The Bedfordshire Times confirms that Thomas was buried on 3rd January and his body carried to the church on a gun carriage belonging to the Royal Artillery. He is recorded as being a groom in the service of the Duke of Bedford. The Thomas who enlisted in 1901 was also a groom. One sad event occurred after his death when the room that he was occupying in a cottage in the High Street, belonging to Mr Henry Wright, a milkman of Hatfield Peverel, caught fire. Mr Wright and his wife had decided to fumigate the room after the soldier's death by lighting a sulphur candle; they had then left the property to stay with relatives for a few days. Unfortunately, the candle appears to have fallen over and the resultant fire was reported by Mrs Griggs, the next-door neighbour.
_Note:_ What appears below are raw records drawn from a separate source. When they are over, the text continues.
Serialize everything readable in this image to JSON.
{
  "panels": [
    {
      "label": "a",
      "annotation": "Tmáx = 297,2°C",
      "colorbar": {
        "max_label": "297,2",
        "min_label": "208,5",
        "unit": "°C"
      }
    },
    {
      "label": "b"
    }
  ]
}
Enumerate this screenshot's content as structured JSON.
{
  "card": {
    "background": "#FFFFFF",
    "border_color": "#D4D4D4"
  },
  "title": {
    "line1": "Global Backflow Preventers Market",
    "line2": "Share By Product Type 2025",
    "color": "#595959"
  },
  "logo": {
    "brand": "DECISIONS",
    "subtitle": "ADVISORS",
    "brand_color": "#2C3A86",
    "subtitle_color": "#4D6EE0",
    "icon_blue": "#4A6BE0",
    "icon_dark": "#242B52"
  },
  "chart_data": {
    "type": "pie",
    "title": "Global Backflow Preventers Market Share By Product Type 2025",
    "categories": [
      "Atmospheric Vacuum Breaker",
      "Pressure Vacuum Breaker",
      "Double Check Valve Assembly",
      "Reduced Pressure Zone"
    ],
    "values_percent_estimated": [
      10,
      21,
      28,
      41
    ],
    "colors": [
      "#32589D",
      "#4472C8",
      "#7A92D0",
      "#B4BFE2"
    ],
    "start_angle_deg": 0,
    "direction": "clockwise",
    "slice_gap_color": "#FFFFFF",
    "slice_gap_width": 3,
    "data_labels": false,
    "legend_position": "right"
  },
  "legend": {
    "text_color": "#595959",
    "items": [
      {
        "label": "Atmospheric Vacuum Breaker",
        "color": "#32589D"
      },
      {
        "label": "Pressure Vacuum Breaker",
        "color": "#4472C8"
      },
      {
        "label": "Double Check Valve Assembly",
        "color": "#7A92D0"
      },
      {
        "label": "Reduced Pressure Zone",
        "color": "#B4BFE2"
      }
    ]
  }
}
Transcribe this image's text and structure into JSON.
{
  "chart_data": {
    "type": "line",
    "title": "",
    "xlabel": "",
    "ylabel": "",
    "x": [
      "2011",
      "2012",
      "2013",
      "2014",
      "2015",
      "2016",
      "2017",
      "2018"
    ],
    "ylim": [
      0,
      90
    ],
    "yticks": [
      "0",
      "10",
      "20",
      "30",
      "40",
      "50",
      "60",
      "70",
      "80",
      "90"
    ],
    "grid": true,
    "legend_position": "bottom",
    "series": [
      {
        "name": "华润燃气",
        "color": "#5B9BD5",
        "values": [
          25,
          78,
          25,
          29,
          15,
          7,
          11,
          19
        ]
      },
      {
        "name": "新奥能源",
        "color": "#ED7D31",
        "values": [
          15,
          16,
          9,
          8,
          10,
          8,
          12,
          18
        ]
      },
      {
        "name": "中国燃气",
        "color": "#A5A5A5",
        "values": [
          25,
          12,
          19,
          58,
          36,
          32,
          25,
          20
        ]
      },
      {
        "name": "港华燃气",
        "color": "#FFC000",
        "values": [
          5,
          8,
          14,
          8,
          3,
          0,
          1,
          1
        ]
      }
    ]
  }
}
The room and contents were lost.
The nearest match that I can make is that Thomas was the son of Rebecca Adamson, the wife of David Adamson, a seafarer. In 1871, the family is shown at 11 Andersons Yard, Whitby with Clara Isles and her husband George. In 1881, Rebecca has moved to Lofthouse(Loftus), just up the road from Whitby and her birth county is shown as Kent. Clara Isles now becomes Clara Linklater. They are all living with others in lodgings and are shown as tinkers and hawkers. Thomas Adamson is recorded as aged 9 and born in Whitby. My guess is that Thomas came from an itinerant family where births, deaths and marriages were loosely recorded, if at all (since none of the persons recorded can be traced further) and that his connections were lost at a fairly early age, certainly by the time that he enlisted in 1901.
Whoever he was, Thomas Adamson served his country and is remembered.